I changed the subject line, I think the thread has continued long enough 
:-)  Indeed, I collect a set of measurements. These are based on pulling 
information from the tracker and the documents. The reason for setting 
this up was to try to better understand what is happening in the IETF 
process at various levels: for each document, my own AD work, how the 
IESG works, where is the time spent in the IETF process as a whole.

   http://www.arkko.com/tools/admeasurements/ (start page and disclaimers)
   http://www.arkko.com/tools/admeasurements/stat/base.html (main IESG 
measurements)
   
http://www.arkko.com/tools/lifecycle/draft-ietf-mobike-protocol-timing.html 
(exists for each approved draft)

The data is current and is being updated every week or so. But before 
everyone looks at the graphs and jumps to conclusions, I wanted to 
insert a few disclaimers. First, this is based on tracker data and it 
does not go into that far into the past -- and some of the older data 
might even not be all that accurate. Second, I recently added a lot of 
measurements and I don't yet have 100% confidence that my tool gets 
everything correct. This is particularly true of the items looking at 
various aspects of Discusses. Third, some of the measurements look at 
tracker substates, which are not used by all ADs and no one uses them 
completely accurately. And last but not least, I don't want anyone to 
blindly look at the numbers without considering what's behind them. 
There are significant variations between documents. Tracker status and 
real world situation may be different. Areas differ. There is limited 
amount of information about documents prior to them becoming WG 
documents. And its not necessarily the goal of the IETF to produce a 
large number of documents as fast as it can; I have no way to measure 
quality in these numbers. These are so hard issues that its not even 
clear that the statistics have more value than acting as entertaining 
trivia about the process.

That being said, it is beneficial to understand what is happening and 
what changes are occurring in the process. Or understand where 
improvements might have a negligible vs. visible impact.

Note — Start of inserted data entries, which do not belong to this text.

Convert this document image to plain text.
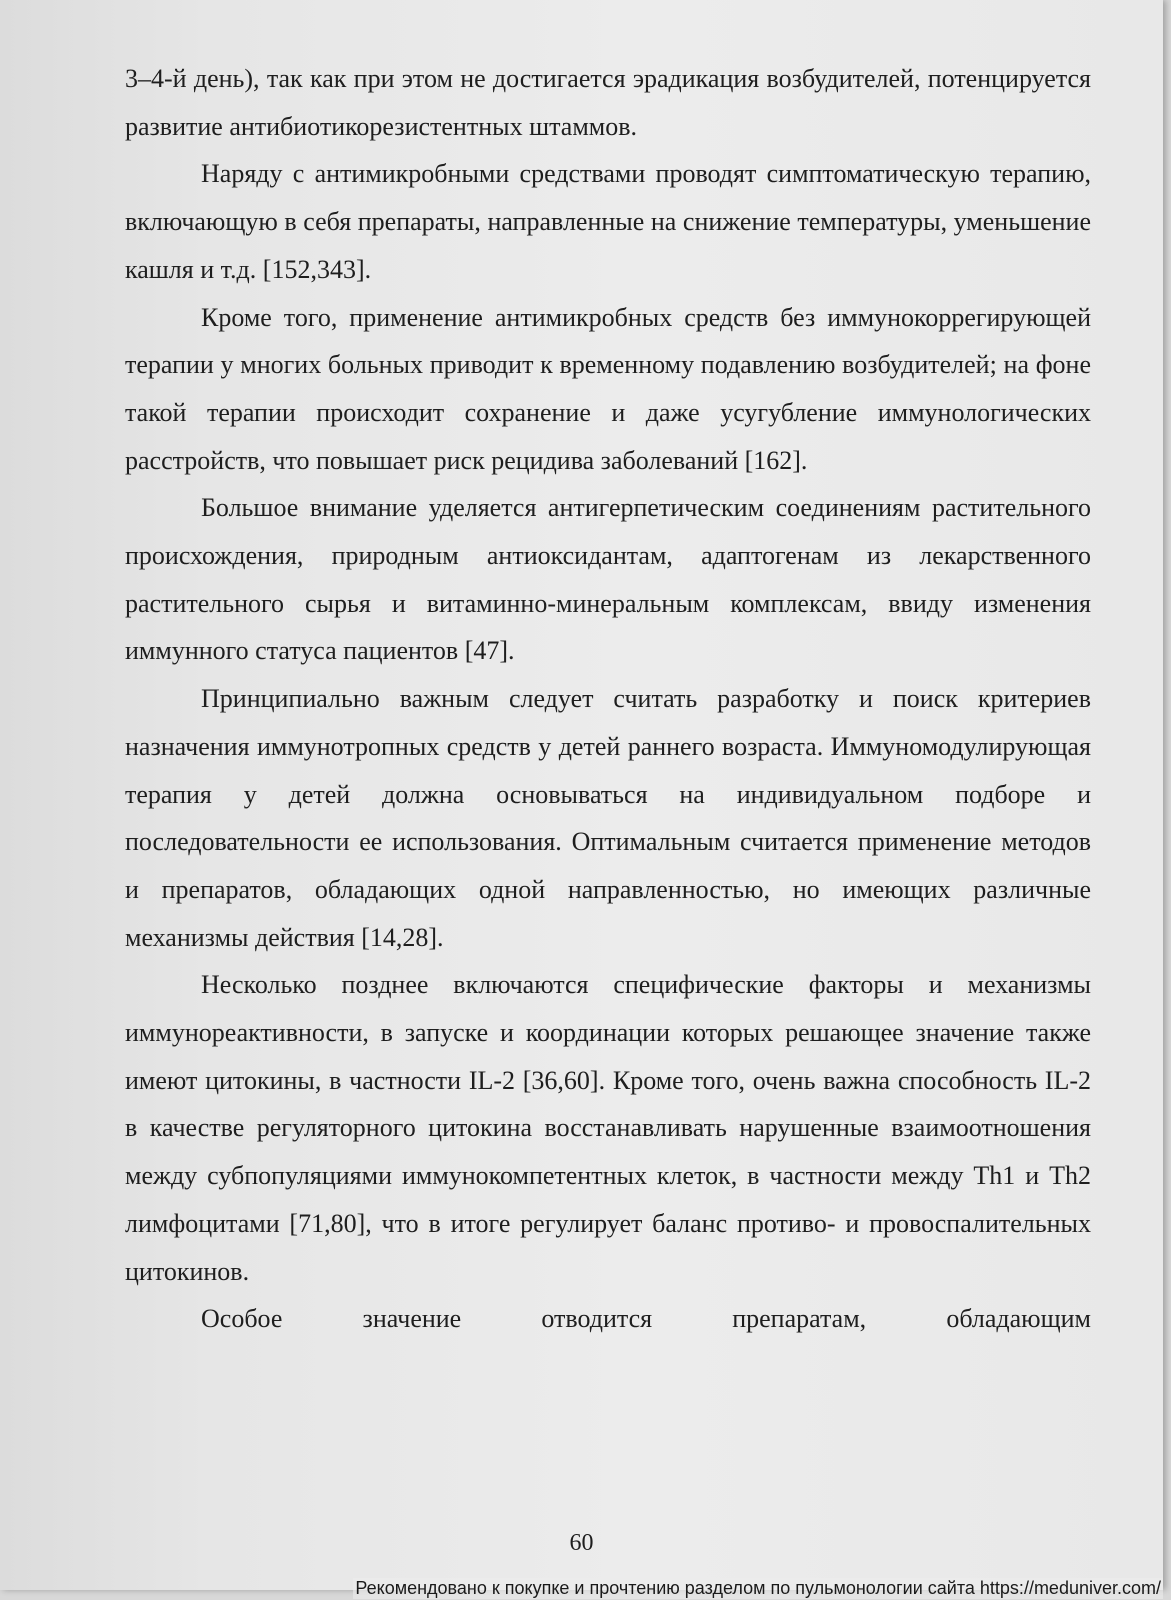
3–4-й день), так как при этом не достигается эрадикация возбудителей, потенцируется развитие антибиотикорезистентных штаммов.

Наряду с антимикробными средствами проводят симптоматическую терапию, включающую в себя препараты, направленные на снижение температуры, уменьшение кашля и т.д. [152,343].

Кроме того, применение антимикробных средств без иммунокоррегирующей терапии у многих больных приводит к временному подавлению возбудителей; на фоне такой терапии происходит сохранение и даже усугубление иммунологических расстройств, что повышает риск рецидива заболеваний [162].

Большое внимание уделяется антигерпетическим соединениям растительного происхождения, природным антиоксидантам, адаптогенам из лекарственного растительного сырья и витаминно-минеральным комплексам, ввиду изменения иммунного статуса пациентов [47].

Принципиально важным следует считать разработку и поиск критериев назначения иммунотропных средств у детей раннего возраста. Иммуномодулирующая терапия у детей должна основываться на индивидуальном подборе и последовательности ее использования. Оптимальным считается применение методов и препаратов, обладающих одной направленностью, но имеющих различные механизмы действия [14,28].

Несколько позднее включаются специфические факторы и механизмы иммунореактивности, в запуске и координации которых решающее значение также имеют цитокины, в частности IL-2 [36,60]. Кроме того, очень важна способность IL-2 в качестве регуляторного цитокина восстанавливать нарушенные взаимоотношения между субпопуляциями иммунокомпетентных клеток, в частности между Th1 и Th2 лимфоцитами [71,80], что в итоге регулирует баланс противо- и провоспалительных цитокинов.

Особое значение отводится препаратам, обладающим

60
Рекомендовано к покупке и прочтению разделом по пульмонологии сайта https://meduniver.com/
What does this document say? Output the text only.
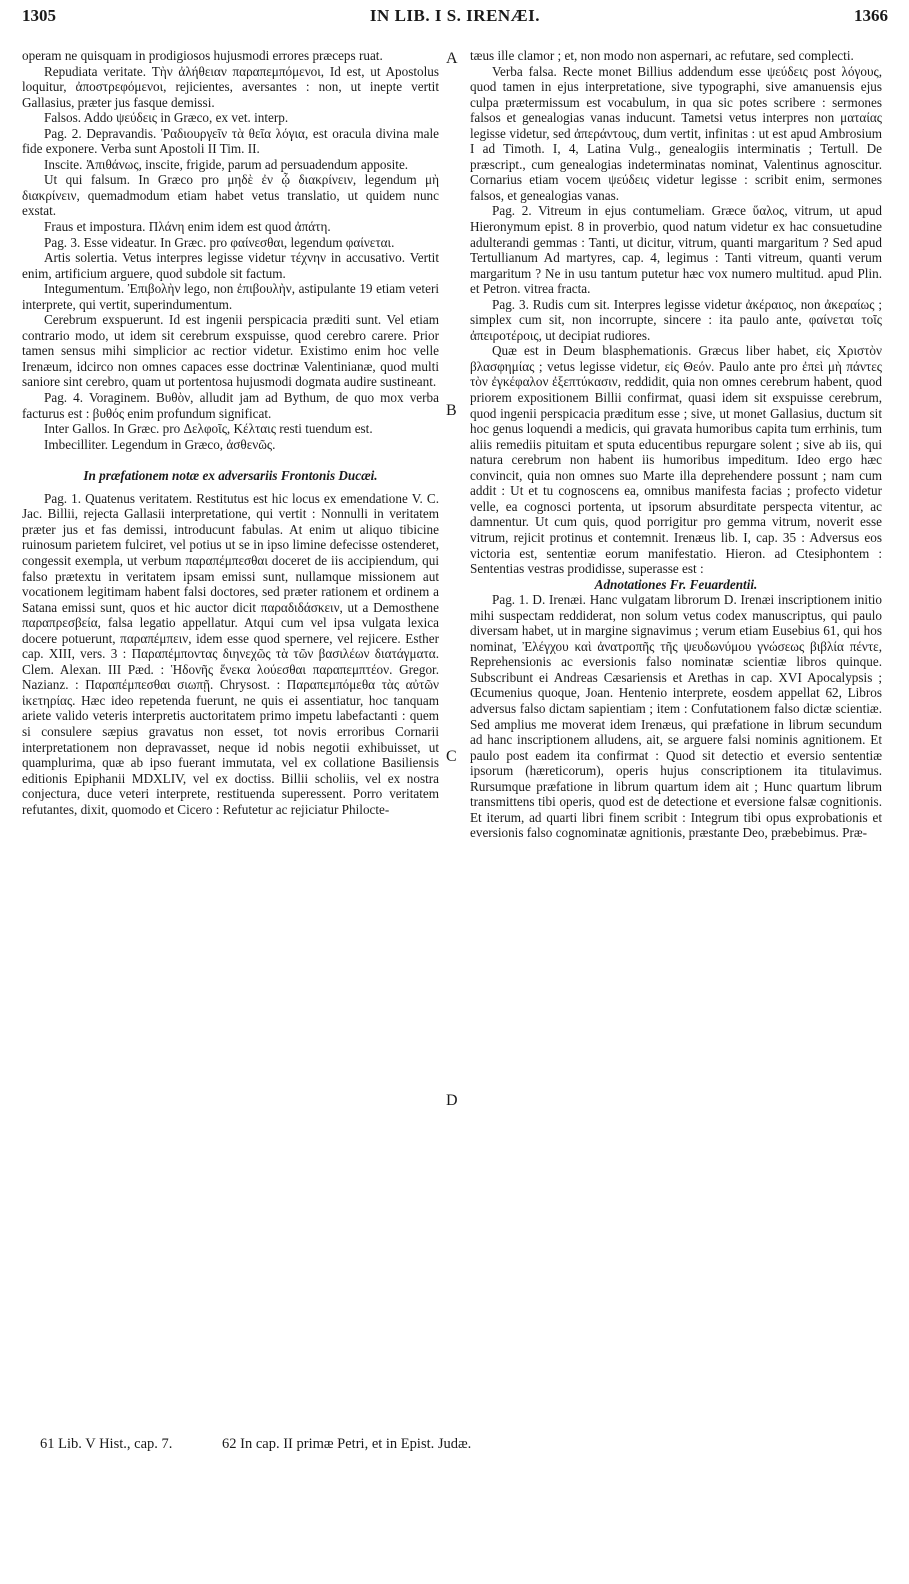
1305	IN LIB. I S. IRENÆI.	1366

operam ne quisquam in prodigiosos hujusmodi errores præceps ruat.

Repudiata veritate. Τὴν ἀλήθειαν παραπεμπόμενοι, Id est, ut Apostolus loquitur, ἀποστρεφόμενοι, rejicientes, aversantes : non, ut inepte vertit Gallasius, præter jus fasque demissi.

Falsos. Addo ψεύδεις in Græco, ex vet. interp.

Pag. 2. Depravandis. Ῥαδιουργεῖν τὰ θεῖα λόγια, est oracula divina male fide exponere. Verba sunt Apostoli II Tim. II.

Inscite. Ἀπιθάνως, inscite, frigide, parum ad persuadendum apposite.

Ut qui falsum. In Græco pro μηδὲ ἐν ᾧ διακρίνειν, legendum μὴ διακρίνειν, quemadmodum etiam habet vetus translatio, ut quidem nunc exstat.

Fraus et impostura. Πλάνη enim idem est quod ἀπάτη.

Pag. 3. Esse videatur. In Græc. pro φαίνεσθαι, legendum φαίνεται.

Artis solertia. Vetus interpres legisse videtur τέχνην in accusativo. Vertit enim, artificium arguere, quod subdole sit factum.

Integumentum. Ἐπιβολὴν lego, non ἐπιβουλὴν, astipulante 19 etiam veteri interprete, qui vertit, superindumentum.

Cerebrum exspuerunt. Id est ingenii perspicacia præditi sunt. Vel etiam contrario modo, ut idem sit cerebrum exspuisse, quod cerebro carere. Prior tamen sensus mihi simplicior ac rectior videtur. Existimo enim hoc velle Irenæum, idcirco non omnes capaces esse doctrinæ Valentinianæ, quod multi saniore sint cerebro, quam ut portentosa hujusmodi dogmata audire sustineant.

Pag. 4. Voraginem. Βυθὸν, alludit jam ad Bythum, de quo mox verba facturus est : βυθός enim profundum significat.

Inter Gallos. In Græc. pro Δελφοῖς, Κέλταις resti tuendum est.

Imbecilliter. Legendum in Græco, ἀσθενῶς.

In præfationem notæ ex adversariis Frontonis Ducæi.

Pag. 1. Quatenus veritatem. Restitutus est hic locus ex emendatione V. C. Jac. Billii, rejecta Gallasii interpretatione, qui vertit : Nonnulli in veritatem præter jus et fas demissi, introducunt fabulas. At enim ut aliquo tibicine ruinosum parietem fulciret, vel potius ut se in ipso limine defecisse ostenderet, congessit exempla, ut verbum παραπέμπεσθαι doceret de iis accipiendum, qui falso prætextu in veritatem ipsam emissi sunt, nullamque missionem aut vocationem legitimam habent falsi doctores, sed præter rationem et ordinem a Satana emissi sunt, quos et hic auctor dicit παραδιδάσκειν, ut a Demosthene παραπρεσβεία, falsa legatio appellatur. Atqui cum vel ipsa vulgata lexica docere potuerunt, παραπέμπειν, idem esse quod spernere, vel rejicere. Esther cap. XIII, vers. 3 : Παραπέμποντας διηνεχῶς τὰ τῶν βασιλέων διατάγματα. Clem. Alexan. III Pæd. : Ἡδονῆς ἕνεκα λούεσθαι παραπεμπτέον. Gregor. Nazianz. : Παραπέμπεσθαι σιωπῇ. Chrysost. : Παραπεμπόμεθα τὰς αὐτῶν ἱκετηρίας. Hæc ideo repetenda fuerunt, ne quis ei assentiatur, hoc tanquam ariete valido veteris interpretis auctoritatem primo impetu labefactanti : quem si consulere sæpius gravatus non esset, tot novis erroribus Cornarii interpretationem non depravasset, neque id nobis negotii exhibuisset, ut quamplurima, quæ ab ipso fuerant immutata, vel ex collatione Basiliensis editionis Epiphanii MDXLIV, vel ex doctiss. Billii scholiis, vel ex nostra conjectura, duce veteri interprete, restituenda superessent. Porro veritatem refutantes, dixit, quomodo et Cicero : Refutetur ac rejiciatur Philocte-

tæus ille clamor ; et, non modo non aspernari, ac refutare, sed complecti.

Verba falsa. Recte monet Billius addendum esse ψεύδεις post λόγους, quod tamen in ejus interpretatione, sive typographi, sive amanuensis ejus culpa prætermissum est vocabulum, in qua sic potes scribere : sermones falsos et genealogias vanas inducunt. Tametsi vetus interpres non ματαίας legisse videtur, sed ἀπεράντους, dum vertit, infinitas : ut est apud Ambrosium I ad Timoth. I, 4, Latina Vulg., genealogiis interminatis ; Tertull. De præscript., cum genealogias indeterminatas nominat, Valentinus agnoscitur. Cornarius etiam vocem ψεύδεις videtur legisse : scribit enim, sermones falsos, et genealogias vanas.

Pag. 2. Vitreum in ejus contumeliam. Græce ὕαλος, vitrum, ut apud Hieronymum epist. 8 in proverbio, quod natum videtur ex hac consuetudine adulterandi gemmas : Tanti, ut dicitur, vitrum, quanti margaritum ? Sed apud Tertullianum Ad martyres, cap. 4, legimus : Tanti vitreum, quanti verum margaritum ? Ne in usu tantum putetur hæc vox numero multitud. apud Plin. et Petron. vitrea fracta.

Pag. 3. Rudis cum sit. Interpres legisse videtur ἀκέραιος, non ἀκεραίως ; simplex cum sit, non incorrupte, sincere : ita paulo ante, φαίνεται τοῖς ἀπειροτέροις, ut decipiat rudiores.

Quæ est in Deum blasphemationis. Græcus liber habet, εἰς Χριστὸν βλασφημίας ; vetus legisse videtur, εἰς Θεόν. Paulo ante pro ἐπεὶ μὴ πάντες τὸν ἐγκέφαλον ἐξεπτύκασιν, reddidit, quia non omnes cerebrum habent, quod priorem expositionem Billii confirmat, quasi idem sit exspuisse cerebrum, quod ingenii perspicacia præditum esse ; sive, ut monet Gallasius, ductum sit hoc genus loquendi a medicis, qui gravata humoribus capita tum errhinis, tum aliis remediis pituitam et sputa educentibus repurgare solent ; sive ab iis, qui natura cerebrum non habent iis humoribus impeditum. Ideo ergo hæc convincit, quia non omnes suo Marte illa deprehendere possunt ; nam cum addit : Ut et tu cognoscens ea, omnibus manifesta facias ; profecto videtur velle, ea cognosci portenta, ut ipsorum absurditate perspecta vitentur, ac damnentur. Ut cum quis, quod porrigitur pro gemma vitrum, noverit esse vitrum, rejicit protinus et contemnit. Irenæus lib. I, cap. 35 : Adversus eos victoria est, sententiæ eorum manifestatio. Hieron. ad Ctesiphontem : Sententias vestras prodidisse, superasse est :

Adnotationes Fr. Feuardentii.

Pag. 1. D. Irenæi. Hanc vulgatam librorum D. Irenæi inscriptionem initio mihi suspectam reddiderat, non solum vetus codex manuscriptus, qui paulo diversam habet, ut in margine signavimus ; verum etiam Eusebius 61, qui hos nominat, Ἐλέγχου καὶ ἀνατροπῆς τῆς ψευδωνύμου γνώσεως βιβλία πέντε, Reprehensionis ac eversionis falso nominatæ scientiæ libros quinque. Subscribunt ei Andreas Cæsariensis et Arethas in cap. XVI Apocalypsis ; Œcumenius quoque, Joan. Hentenio interprete, eosdem appellat 62, Libros adversus falso dictam sapientiam ; item : Confutationem falso dictæ scientiæ. Sed amplius me moverat idem Irenæus, qui præfatione in librum secundum ad hanc inscriptionem alludens, ait, se arguere falsi nominis agnitionem. Et paulo post eadem ita confirmat : Quod sit detectio et eversio sententiæ ipsorum (hæreticorum), operis hujus conscriptionem ita titulavimus. Rursumque præfatione in librum quartum idem ait ; Hunc quartum librum transmittens tibi operis, quod est de detectione et eversione falsæ cognitionis. Et iterum, ad quarti libri finem scribit : Integrum tibi opus exprobationis et eversionis falso cognominatæ agnitionis, præstante Deo, præbebimus. Præ-

A
B
C
D
61 Lib. V Hist., cap. 7.	62 In cap. II primæ Petri, et in Epist. Judæ.
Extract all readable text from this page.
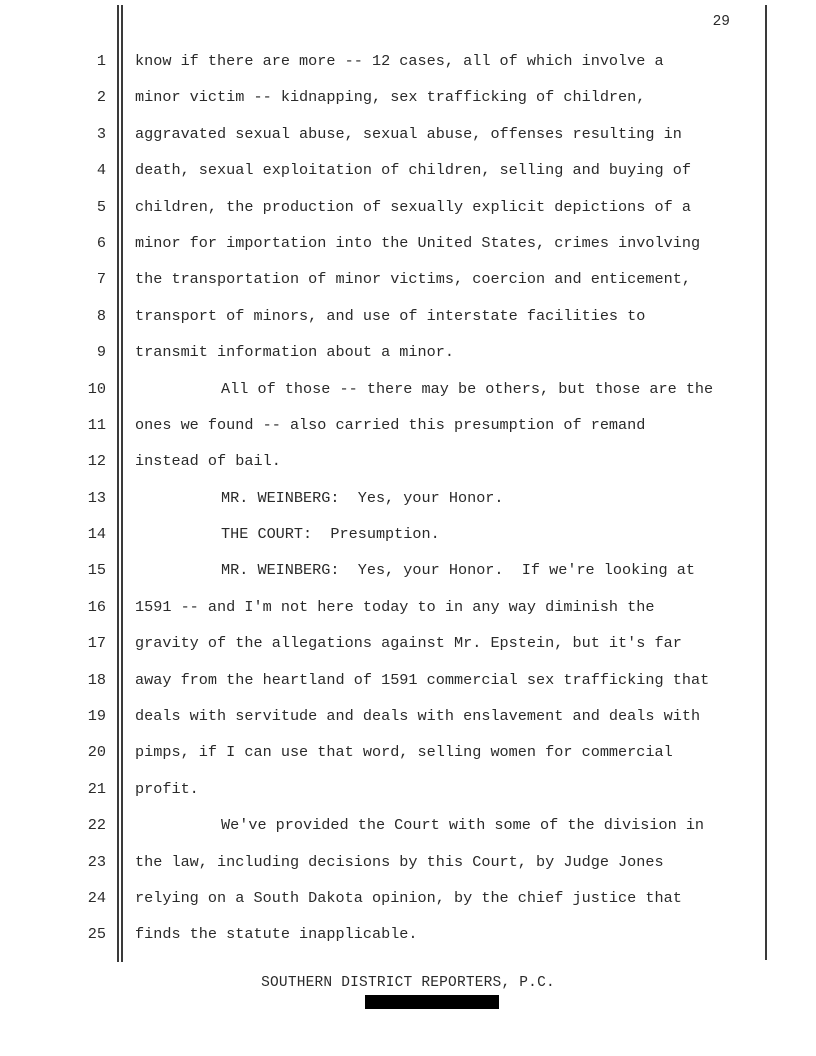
29
1 know if there are more -- 12 cases, all of which involve a
2 minor victim -- kidnapping, sex trafficking of children,
3 aggravated sexual abuse, sexual abuse, offenses resulting in
4 death, sexual exploitation of children, selling and buying of
5 children, the production of sexually explicit depictions of a
6 minor for importation into the United States, crimes involving
7 the transportation of minor victims, coercion and enticement,
8 transport of minors, and use of interstate facilities to
9 transmit information about a minor.
10	All of those -- there may be others, but those are the
11 ones we found -- also carried this presumption of remand
12 instead of bail.
13	MR. WEINBERG:  Yes, your Honor.
14	THE COURT:  Presumption.
15	MR. WEINBERG:  Yes, your Honor.  If we're looking at
16 1591 -- and I'm not here today to in any way diminish the
17 gravity of the allegations against Mr. Epstein, but it's far
18 away from the heartland of 1591 commercial sex trafficking that
19 deals with servitude and deals with enslavement and deals with
20 pimps, if I can use that word, selling women for commercial
21 profit.
22	We've provided the Court with some of the division in
23 the law, including decisions by this Court, by Judge Jones
24 relying on a South Dakota opinion, by the chief justice that
25 finds the statute inapplicable.
SOUTHERN DISTRICT REPORTERS, P.C.
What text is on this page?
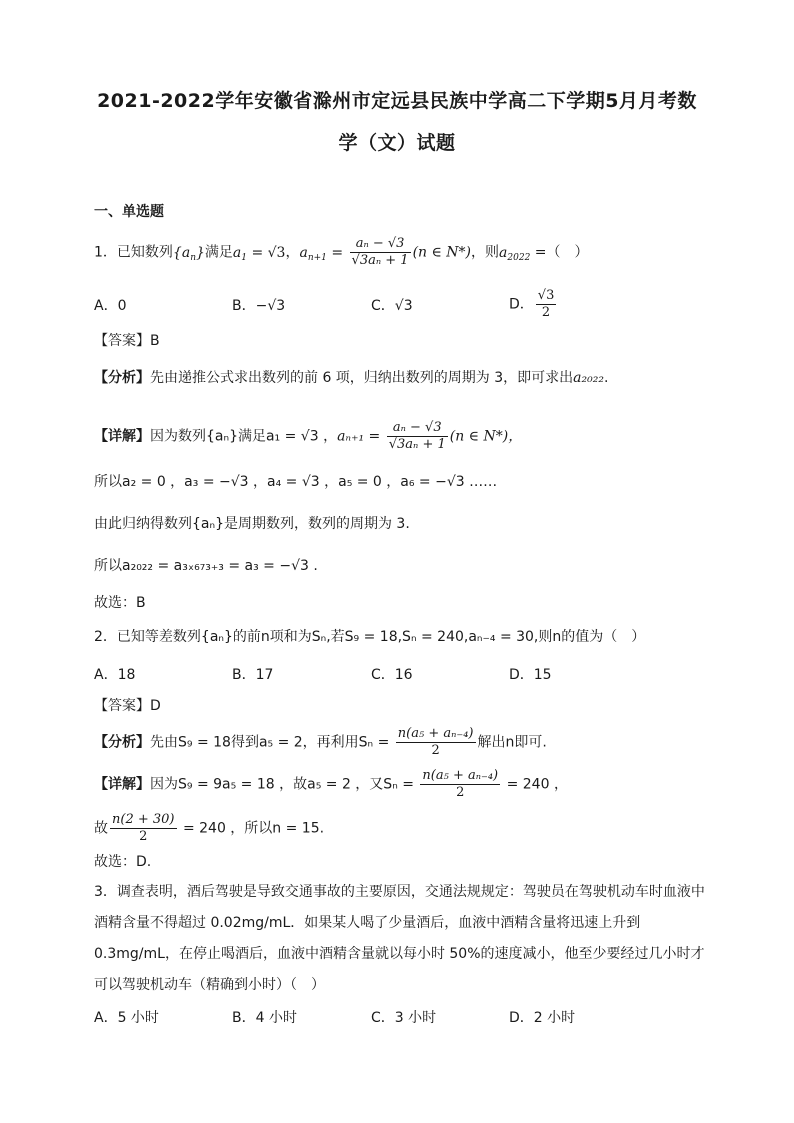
2021-2022学年安徽省滁州市定远县民族中学高二下学期5月月考数
学（文）试题
一、单选题
1．已知数列$\{a_n\}$满足$a_1 = √3$，$a_{n+1} = \frac{\text{aₙ − √3}}{\text{√3aₙ + 1}} (n$ ∈ N*)，则$a_{2022}$ =（　）
A．0	B．−√3	C．√3	D． $\frac{√3}{2}$
【答案】B
【分析】先由递推公式求出数列的前 6 项，归纳出数列的周期为 3，即可求出a₂₀₂₂.
【详解】因为数列{aₙ}满足a₁ = √3 ，$a_{n+1} = \frac{\text{aₙ − √3}}{\text{√3aₙ + 1}} (n$ ∈ N*)，
所以a₂ = 0 ，a₃ = −√3 ，a₄ = √3 ，a₅ = 0 ，a₆ = −√3 ……
由此归纳得数列{aₙ}是周期数列，数列的周期为 3.
所以a₂₀₂₂ = a₃ₓ₆₇₃₊₃ = a₃ = −√3 .
故选：B
2．已知等差数列{aₙ}的前n项和为Sₙ,若S₉ = 18,Sₙ = 240,aₙ₋₄ = 30,则n的值为（　）
A．18	B．17	C．16	D．15
【答案】D
【分析】先由S₉ = 18得到a₅ = 2，再利用$S_n = \frac{\text{n(a₅ + aₙ₋₄)}}{2}$ 解出n即可.
【详解】因为S₉ = 9a₅ = 18 ，故a₅ = 2 ，又$S_n = \frac{\text{n(a₅ + aₙ₋₄)}}{2} = 240$ ，
故 $\frac{n(2 + 30)}{2} = 240$ ，所以n = 15.
故选：D.
3．调查表明，酒后驾驶是导致交通事故的主要原因，交通法规规定：驾驶员在驾驶机动车时血液中酒精含量不得超过 0.02mg/mL．如果某人喝了少量酒后，血液中酒精含量将迅速上升到 0.3mg/mL，在停止喝酒后，血液中酒精含量就以每小时 50%的速度减小，他至少要经过几小时才可以驾驶机动车（精确到小时）（　）
A．5 小时	B．4 小时	C．3 小时	D．2 小时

One of the things that the IESG has been concerned about recently is 
that the number of outstanding Discusses is growing. We talked about 
this in our May retreat and identified some actions to help reduce this 
problem. For instance, better tool support so that the ADs would better 
see the different things that are waiting for their action, getting the 
document shepherds better involved in the resolution process, informing 
authors how they should respond to Discusses, using RFC Editor notes to 
make small changes when the authors are slow in producing a new version, 
better checks of documents before they come to telechats (e.g., to 
ensure that formal syntax in a document is free of errors), etc. These 
would be in addition to the usual things we'd do, like debate whether 
the Discuss was within the Discuss criteria, whether the issue is real, 
try to ensure that the AD and the authors are being responsive over 
e-mail, etc.

Another interesting area to think about is the time that our processes 
take. For instance, documents that go through me take on the average 
five months from publication request to approval. But there is a lot of 
variation. This time includes everything from AD review, IETF Last Call 
to IESG review and waiting for document revisions, etc. One interesting 
piece of information is that documents that require no revision during 
this process are very rare, but they go through the system about five 
times as fast. If we look at the (unreliable) substates, they appear to 
indicate that the IESG processing time is divided roughly 1:2:1 for 
waiting on AD, authors, and mandatory process waits like last call periods.

I am working to extend the analysis a little bit further by including 
individual draft and WG document stages. You see some of the results of 
this in the third URL above, but I'd like to understand what fraction of 
the overall draft-smith-00 to RFC time is taken by the different stages 
for all IETF work, and how the stages have developed over time.

Comments and suggestions on what would be useful to measure are welcome.